Desde 2003, muita coisa aconteceu. Se você não acompanhava a NFL naquela época, os Rams – ainda em St. Louis – tinham um ataque extremamente potente e capaz de colocar pontos no placar tão facilmente quanto uma faca quente passa seu fio por uma manteiga. Naquele ano, Kurt Warner já não era mais o titular. O preferido do técnico, outrora coordenador ofensivo do time, Mike Martz, era Marc Bulger. Com ele no comando do navio, os Rams chegaram até a final da Conferência Nacional, onde perderam para o Carolina Panthers.



14 anos depois, o ataque dos Rams, de maneira surpreendente, move as correntes com facilidade e, acredite ou não, depois do desastre do ano passado, são os melhores da NFL em pontos por jogo: 32.9 pontos por partida um ano depois de serem os segundos piores, com 14. As comparações entre os dois times, separados por 2558 km e 14 anos, vai além. McVay e sua unidade ofensiva marcaram 263 pontos em seus oito primeiros jogos. O único técnico a fazer mais no mesmo espaço amostral? Mike Martz, com os Rams, em 2000.

O trabalho feito por Sean McVay neste ano mostra que comissão técnica, sim, faz diferença na NFL. Não que isso tire méritos de Jared Goff e Todd Gurley. Mas as peças certas no quebra-cabeça foram colocadas e o talento de ambos está sendo maximizado. É isso que uma comissão técnica e uma diretoria têm de fazer: dar condições para maximizar talentos.

Isso foi feito de diferentes maneiras. Não vou entrar nos nuances táticos da coisa, porque já fiz isso neste texto, especialmente na parte do ataque. De modo resumido e fora da questão tática per se, os Rams utilizam as peças do modo adequado. Isso já ilustra – bem como o resto do texto – sobre como McVay é um forte candidato para ser Técnico do Ano.

Andrew Whitworth, por exemplo, é uma das melhores contratações deste ano. Sua idade avançada não é demérito. Numa NFL que tem cada vez mais problemas de lapidar os prospectos de linha ofensiva – inúmeros motivos explicam, não vamos perder tempo com isso – Whitworth é uma adição que sozinho já melhora incrivelmente a linha ofensiva. Aqui, o mérito é a experiência. Pode parecer que linha ofensiva é uma posição exclusivamente física, mas é muito técnica. E ele a tem.

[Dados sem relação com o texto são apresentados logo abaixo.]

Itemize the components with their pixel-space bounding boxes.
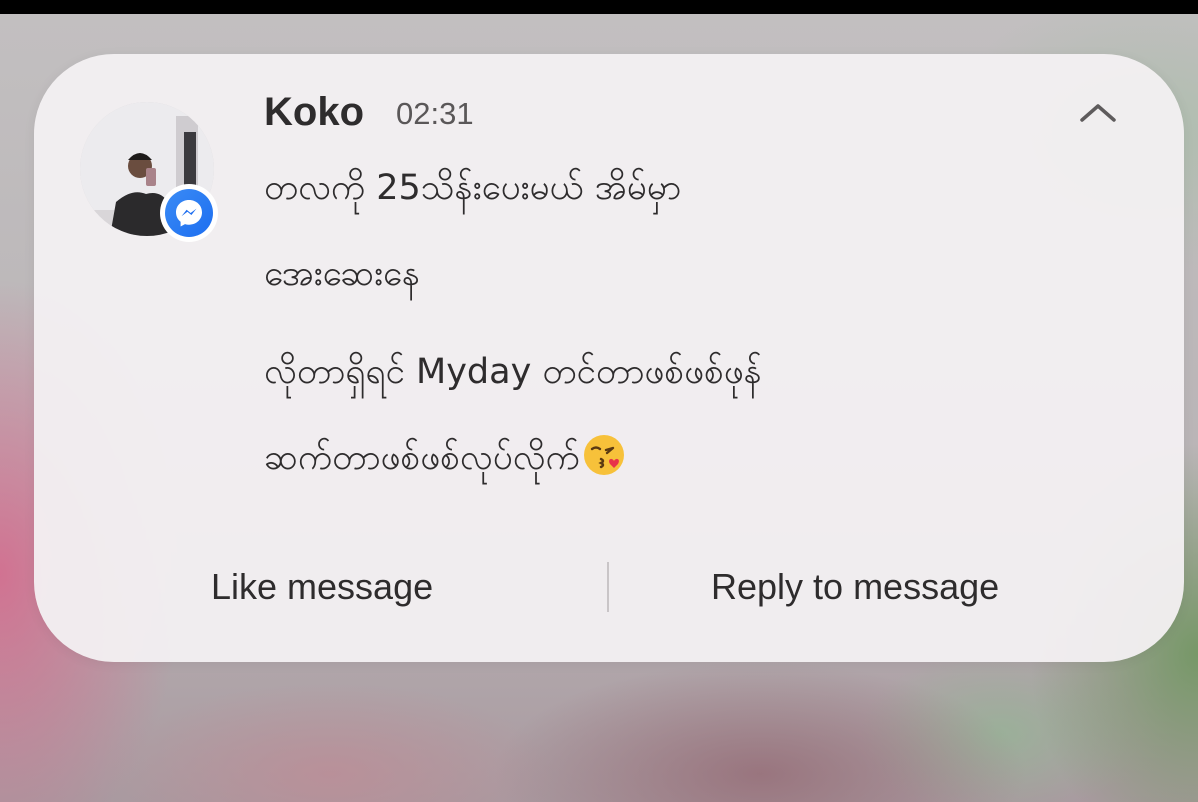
messenger-icon [165, 189, 213, 237]
collapse-button[interactable] [1076, 98, 1120, 128]
like-message-button[interactable]: Like message [211, 562, 433, 612]
messenger-badge [160, 184, 218, 242]
chevron-up-icon [1080, 104, 1116, 122]
kiss-emoji-icon [583, 435, 624, 475]
message-line-1: တလကို 25သိန်းပေးမယ် အိမ်မှာ [264, 168, 682, 208]
message-line-4-text: ဆက်တာဖစ်ဖစ်လုပ်လိုက် [264, 438, 580, 478]
status-bar [0, 0, 1198, 14]
reply-to-message-button[interactable]: Reply to message [711, 562, 999, 612]
action-divider [607, 562, 609, 612]
sender-name: Koko [264, 90, 364, 134]
message-line-4: ဆက်တာဖစ်ဖစ်လုပ်လိုက် [264, 432, 626, 484]
message-time: 02:31 [396, 96, 474, 131]
message-line-3: လိုတာရှိရင် Myday တင်တာဖစ်ဖစ်ဖုန် [264, 352, 762, 392]
message-line-2: အေးဆေးနေ [264, 254, 421, 294]
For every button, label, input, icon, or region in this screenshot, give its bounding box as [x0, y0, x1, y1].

No resto do ataque, Sammy Watkins chegou para esticar o campo e ser usado em bombas que fazem a defesa se preocuparem com a profundidade. Por tabela, a defesa adversária não pode se dar ao luxo de colocar sempre oito homens no box e isso abre espaço para Gurley e as corridas. Cooper Kupp, calouro escolhido na terceira rodada deste ano, é uma máquina de recepções no flat e estica o campo horizontalmente. Com esses três, o desenho ofensivo fica impossível de defender sempre. Para adicionar, os dois tight ends também estão jogando bem – Everett e Higbee.



Chegamos ao ponto que Jared Goff entra na equação. O jogo de ontem demonstra como o princípio-base do ataque angelino não é a quantidade: é a qualidade e a eficiência. Tudo isso que eu disse acima dá margem para que Goff entre como se estivesse com a “barrinha do especial” cheia. E vem sendo fatality atrás de fatality.

A eficiência resume o ataque dos Rams em 2017

Goff teve apenas 14 passes completos e uma quantidade minúscula de passes lançados: 22. Com eles, foram mais de 300 jardas e quatro touchdowns lançados. Adivinha quem foi o último quarterback a fazer isso? Kurt Warner em 2000, com Mike Martz.

Ambas as unidades entendem que vence o jogo quem coloca mais pontos no placar. Não importa como. Se Goff passar a bola 22 vezes por jogo, o fará com eficiência e, sendo poucos passes, a defesa estará pensando menos nesses – e menos preparada para tanto… Mais eficiente ele será.

A eficiência resume a unidade ofensiva dos Rams em 2017 – usando cada peça de forma apropriada. Goff já é o jogador que mais melhorou em relação ao ano passado – não, eu não esqueci de Carson Wentz, a questão é que a situação de Jared era bem pior. Todd Gurley, um dos favoritos a Comeback Player of The Year.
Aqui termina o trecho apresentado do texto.